Po tries to dance anyway, and is pushed out of the circle. Then granddad gets in on the action, and immediately he's moonwalking, popping, locking and spinning around on the ground. Po is shown up by an old man, who, as it turns out, was the tango king of Thailand in his youth.
Pushed by his grandfather, Po's only alternative is to humble himself and ask for the girl New's help.
And so begins the training montage, set in a dusty old ballroom dance club that granddad used to frequent in his dancing days. Along with honing his body -- Toni's fans will be disappointed to see only brief shirtlessness -- Po starts to fall for the pixie-like New.
The second feature from new production house M39 Pictures, Big Boy is directed by Monthon Arayangkoon, who shifts away from the kaiju thrills of 2004's Garuda (Paksa Wayu) and the horror of The Victim and The House. Monthon co-wrote the story with producer Leo Kittikorn and co-scripted the screenplay with go-to scribe Kongdej Jaturanrasamee.
The story's arc wavers, beginning with an ending and then flashing back to show how the characters got there. It hits slow spots here and there. The girl New is forgotten about for a time, after a twist reveals where she practices her dance moves. It's treated as something more shameful than it ought to be as the story skitters to cover a bit of social-class commentary.
The dark side of the b-boy scene, involving gangsta drug dealers and an underground rave club, offers a chance for a bit of action and even a car chase through the suspiciously uncongested streets of Siam Square (must have been filmed around 3 or 4am).
It also delves into the grandfather's melancholy side, something having to do with an old dance record and baile amour ... baile allegra, in attempts to reveal why he and his grandson became estranged, due to the death of the grandmother.
There are even a few laughs involving the comic-relief trio of a non-Thai-speaking b-boy king named LeRoy (Roy McCoy) and his sidekicks who mistranslate everything he says, so "you're cool" becomes "you're cold."
Breakdance sequences are a highlight, even if its dance-doubles doing the acrobatic floor work for Toni and Setha.

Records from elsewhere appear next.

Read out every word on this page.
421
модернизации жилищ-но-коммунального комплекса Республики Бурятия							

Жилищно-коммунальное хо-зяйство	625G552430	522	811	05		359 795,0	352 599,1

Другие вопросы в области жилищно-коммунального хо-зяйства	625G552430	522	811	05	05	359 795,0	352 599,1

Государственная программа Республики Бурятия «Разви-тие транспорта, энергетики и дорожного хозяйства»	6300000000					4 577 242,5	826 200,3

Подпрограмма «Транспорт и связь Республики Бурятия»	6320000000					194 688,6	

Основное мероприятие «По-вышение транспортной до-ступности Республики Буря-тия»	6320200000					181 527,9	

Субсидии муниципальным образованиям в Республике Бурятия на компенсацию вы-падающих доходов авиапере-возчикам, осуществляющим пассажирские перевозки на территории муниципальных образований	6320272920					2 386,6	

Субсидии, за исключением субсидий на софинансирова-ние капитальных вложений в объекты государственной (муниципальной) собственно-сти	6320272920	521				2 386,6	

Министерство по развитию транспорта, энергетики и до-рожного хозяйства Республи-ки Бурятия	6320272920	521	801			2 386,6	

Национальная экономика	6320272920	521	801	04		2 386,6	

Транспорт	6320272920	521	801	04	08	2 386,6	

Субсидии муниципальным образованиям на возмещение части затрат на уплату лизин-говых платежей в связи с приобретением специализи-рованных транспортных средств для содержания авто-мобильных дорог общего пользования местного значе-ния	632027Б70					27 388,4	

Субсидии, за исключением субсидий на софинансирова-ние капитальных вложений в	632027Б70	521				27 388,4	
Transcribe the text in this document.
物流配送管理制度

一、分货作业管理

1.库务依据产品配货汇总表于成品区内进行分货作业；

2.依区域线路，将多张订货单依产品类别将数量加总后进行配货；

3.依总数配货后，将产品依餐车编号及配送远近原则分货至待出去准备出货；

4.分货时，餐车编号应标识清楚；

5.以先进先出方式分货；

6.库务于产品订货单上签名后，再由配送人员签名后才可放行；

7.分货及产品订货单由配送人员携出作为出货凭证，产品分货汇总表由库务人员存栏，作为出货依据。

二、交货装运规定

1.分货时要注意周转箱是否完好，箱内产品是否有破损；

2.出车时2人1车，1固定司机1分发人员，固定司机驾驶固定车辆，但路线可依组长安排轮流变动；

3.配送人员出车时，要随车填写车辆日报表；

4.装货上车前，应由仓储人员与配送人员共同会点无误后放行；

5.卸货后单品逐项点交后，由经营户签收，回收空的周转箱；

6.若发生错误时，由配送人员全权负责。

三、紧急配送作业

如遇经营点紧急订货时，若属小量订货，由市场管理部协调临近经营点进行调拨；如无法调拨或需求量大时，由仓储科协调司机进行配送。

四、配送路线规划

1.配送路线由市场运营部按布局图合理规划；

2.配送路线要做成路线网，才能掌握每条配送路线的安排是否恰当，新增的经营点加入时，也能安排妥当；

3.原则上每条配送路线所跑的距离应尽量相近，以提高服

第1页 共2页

Bangkok shines, as the story takes in such locations as Siam Square's art-deco Scala Theatre, where the first big dance face-off takes place, as well as actual b-boy haunts, such as the MBK skywalk and on a piece of linoleum down by the river.
Another neat scene is a tap-off in which Setha's drunk granddad dances to the improvised beats of a car alarm, echoing in a parking garage.
There's even a breakdancing sequence -- for fun, not a battle -- on Bangkok's MRT subway train. The filmmakers make sure to include a bit where a security guard waggles his finger and says, "nice dancing kid, but we don't allow it on the trains", just to make sure the MRT's legal hind parts are covered.
Who knows, maybe there'll be Big Boy 2: Electric Booglaloo. Even if it doesn't happen, it's fun to say.